How many Chihuahuas are currently sleeping in your bed?
All of you that have less than two please take one giant step forward. Not so fast, Mr. Paris.
My girlfriend Jessica has been here for the past two weeks. She brought her cat and dog, who happens to also be a chihuahua. His name is Dirk. Mine, as you may know, is Lil’ Miss Meepers. Both dogs get along swimmingly and cause no problems in my life.
Sleeping is another matter. First of all, I’m just shy of 6’3″. Doesn’t that sound cooler than 6’2″? Instead of going with the more humble and rounding-down 6’2″, I have to try to sound like a big-shot (pun INtended) and round up. Let’s remove ego and start over.

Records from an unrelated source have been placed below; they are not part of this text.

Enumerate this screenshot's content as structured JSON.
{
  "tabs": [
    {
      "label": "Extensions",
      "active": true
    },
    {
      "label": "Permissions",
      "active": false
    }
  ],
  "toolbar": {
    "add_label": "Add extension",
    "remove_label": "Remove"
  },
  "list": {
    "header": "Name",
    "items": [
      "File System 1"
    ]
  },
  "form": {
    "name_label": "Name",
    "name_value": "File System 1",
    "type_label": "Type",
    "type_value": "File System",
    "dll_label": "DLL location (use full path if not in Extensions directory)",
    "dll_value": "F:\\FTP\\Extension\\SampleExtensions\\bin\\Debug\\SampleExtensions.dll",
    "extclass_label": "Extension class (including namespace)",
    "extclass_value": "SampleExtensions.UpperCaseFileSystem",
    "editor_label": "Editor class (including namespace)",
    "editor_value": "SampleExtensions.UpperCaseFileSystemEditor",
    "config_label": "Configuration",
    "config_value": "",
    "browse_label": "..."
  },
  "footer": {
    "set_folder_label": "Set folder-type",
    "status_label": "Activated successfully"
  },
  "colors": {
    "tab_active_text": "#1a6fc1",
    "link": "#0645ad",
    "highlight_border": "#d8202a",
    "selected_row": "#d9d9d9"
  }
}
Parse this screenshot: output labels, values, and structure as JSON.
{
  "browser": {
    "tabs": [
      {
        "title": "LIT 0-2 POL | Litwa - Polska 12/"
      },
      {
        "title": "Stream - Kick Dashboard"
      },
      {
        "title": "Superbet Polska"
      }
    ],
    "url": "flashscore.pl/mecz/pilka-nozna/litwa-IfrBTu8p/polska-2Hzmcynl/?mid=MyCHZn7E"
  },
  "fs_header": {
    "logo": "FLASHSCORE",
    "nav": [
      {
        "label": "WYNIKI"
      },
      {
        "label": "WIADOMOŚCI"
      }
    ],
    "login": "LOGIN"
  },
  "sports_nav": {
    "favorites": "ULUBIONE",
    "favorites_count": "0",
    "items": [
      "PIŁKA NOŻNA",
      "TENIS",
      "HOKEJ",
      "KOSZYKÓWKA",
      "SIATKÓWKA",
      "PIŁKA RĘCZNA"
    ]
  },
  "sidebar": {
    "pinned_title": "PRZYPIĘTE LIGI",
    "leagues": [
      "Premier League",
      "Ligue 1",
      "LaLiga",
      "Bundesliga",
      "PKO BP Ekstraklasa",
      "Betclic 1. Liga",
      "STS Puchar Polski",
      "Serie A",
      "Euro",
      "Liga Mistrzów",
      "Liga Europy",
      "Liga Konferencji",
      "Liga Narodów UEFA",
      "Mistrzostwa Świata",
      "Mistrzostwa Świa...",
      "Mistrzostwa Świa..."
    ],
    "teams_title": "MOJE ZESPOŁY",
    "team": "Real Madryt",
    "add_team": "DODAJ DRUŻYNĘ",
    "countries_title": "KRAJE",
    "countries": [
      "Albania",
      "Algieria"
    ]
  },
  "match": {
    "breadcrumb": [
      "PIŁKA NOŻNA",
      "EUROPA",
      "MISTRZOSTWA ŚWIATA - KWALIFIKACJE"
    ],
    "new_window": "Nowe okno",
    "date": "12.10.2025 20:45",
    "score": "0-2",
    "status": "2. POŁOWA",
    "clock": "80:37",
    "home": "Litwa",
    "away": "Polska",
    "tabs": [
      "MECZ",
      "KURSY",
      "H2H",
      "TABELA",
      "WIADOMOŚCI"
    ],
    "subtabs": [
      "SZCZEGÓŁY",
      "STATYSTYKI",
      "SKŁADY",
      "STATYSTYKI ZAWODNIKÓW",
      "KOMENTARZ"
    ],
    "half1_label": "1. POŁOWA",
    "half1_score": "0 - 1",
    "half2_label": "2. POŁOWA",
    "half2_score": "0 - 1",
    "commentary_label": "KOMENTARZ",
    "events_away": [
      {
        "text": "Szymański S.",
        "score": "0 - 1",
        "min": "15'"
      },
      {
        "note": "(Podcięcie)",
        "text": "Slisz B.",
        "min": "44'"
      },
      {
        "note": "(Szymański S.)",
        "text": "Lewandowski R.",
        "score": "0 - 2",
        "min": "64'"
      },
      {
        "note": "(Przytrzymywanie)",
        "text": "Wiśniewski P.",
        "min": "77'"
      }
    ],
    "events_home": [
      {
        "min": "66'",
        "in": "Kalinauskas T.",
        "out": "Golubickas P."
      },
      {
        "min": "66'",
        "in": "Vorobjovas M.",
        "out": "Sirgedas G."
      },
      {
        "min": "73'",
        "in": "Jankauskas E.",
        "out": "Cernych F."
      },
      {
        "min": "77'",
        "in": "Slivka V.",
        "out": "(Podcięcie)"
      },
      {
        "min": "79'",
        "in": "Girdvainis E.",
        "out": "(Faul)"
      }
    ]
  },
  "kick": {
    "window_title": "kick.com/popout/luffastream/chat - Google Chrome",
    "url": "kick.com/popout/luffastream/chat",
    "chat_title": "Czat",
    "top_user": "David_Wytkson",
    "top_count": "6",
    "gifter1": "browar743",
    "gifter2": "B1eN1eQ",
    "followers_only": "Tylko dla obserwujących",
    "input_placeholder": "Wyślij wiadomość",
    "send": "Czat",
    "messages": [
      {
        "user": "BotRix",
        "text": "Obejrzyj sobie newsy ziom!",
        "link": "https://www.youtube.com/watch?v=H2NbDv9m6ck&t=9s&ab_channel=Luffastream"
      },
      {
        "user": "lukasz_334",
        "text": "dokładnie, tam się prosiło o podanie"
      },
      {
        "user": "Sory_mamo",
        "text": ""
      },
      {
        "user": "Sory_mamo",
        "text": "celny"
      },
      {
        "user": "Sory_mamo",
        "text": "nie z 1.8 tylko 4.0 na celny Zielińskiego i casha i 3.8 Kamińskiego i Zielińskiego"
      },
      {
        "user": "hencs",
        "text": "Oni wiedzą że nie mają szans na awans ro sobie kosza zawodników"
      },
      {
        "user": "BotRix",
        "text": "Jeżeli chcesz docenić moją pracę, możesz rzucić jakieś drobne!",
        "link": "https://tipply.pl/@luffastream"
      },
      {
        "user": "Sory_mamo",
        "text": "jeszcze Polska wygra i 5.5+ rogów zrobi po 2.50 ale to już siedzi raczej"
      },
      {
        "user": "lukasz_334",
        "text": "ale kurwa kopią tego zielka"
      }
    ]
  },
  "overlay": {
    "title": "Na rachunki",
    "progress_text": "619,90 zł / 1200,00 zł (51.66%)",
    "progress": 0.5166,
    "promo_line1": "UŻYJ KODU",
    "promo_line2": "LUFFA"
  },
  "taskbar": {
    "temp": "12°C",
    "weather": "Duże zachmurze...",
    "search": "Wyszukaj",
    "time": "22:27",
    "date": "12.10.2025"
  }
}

Sleeping is another matter. First of all, I’m 6’2″. My girlfriend is 5’11″. That’s a bunch of tall yoyos for one bed.
By the way, trying out “yoyos” instead of “fools” or “foolios” or “bozos” which I use more regularly. Not sure if I like it. Will keep you posted.
It’s time to get a king bed. Sharing a queen with two tiny dogs who burrow and one girl whose skin runs at 104 Fahrenheit is a little much. If I bump up against her in the middle of the night, it feels like the onset of a chemical burn. I have to recoil and retreat to my side. This is an inch and a half to the right. Not a lot of buffer. Plus, she wakes up with my hand across her mouth every morning. I must have dreams where I’m beating the plops out of something. Hopefully it’s not dreams where I’m beating her up – but that would sort of explain things, right?
I’m putting a two-year plan together on this bed thing. First I just bought a new queen set for my other bedroom. That was expensive. Also, my frame on this bed was not cheap, and it’s a queen. Putting 2k into a king frame and mattress would be painful at this time. I could do it if I started selling my essences (blood, semen – not sure if you can sell urine).
I hope you are sleeping better than I at the moment. But I am grateful to have two animals and a lady that wants to share my bed. Also, I wait for her to fall asleep before unleashing my vapor. I’m a gentleman.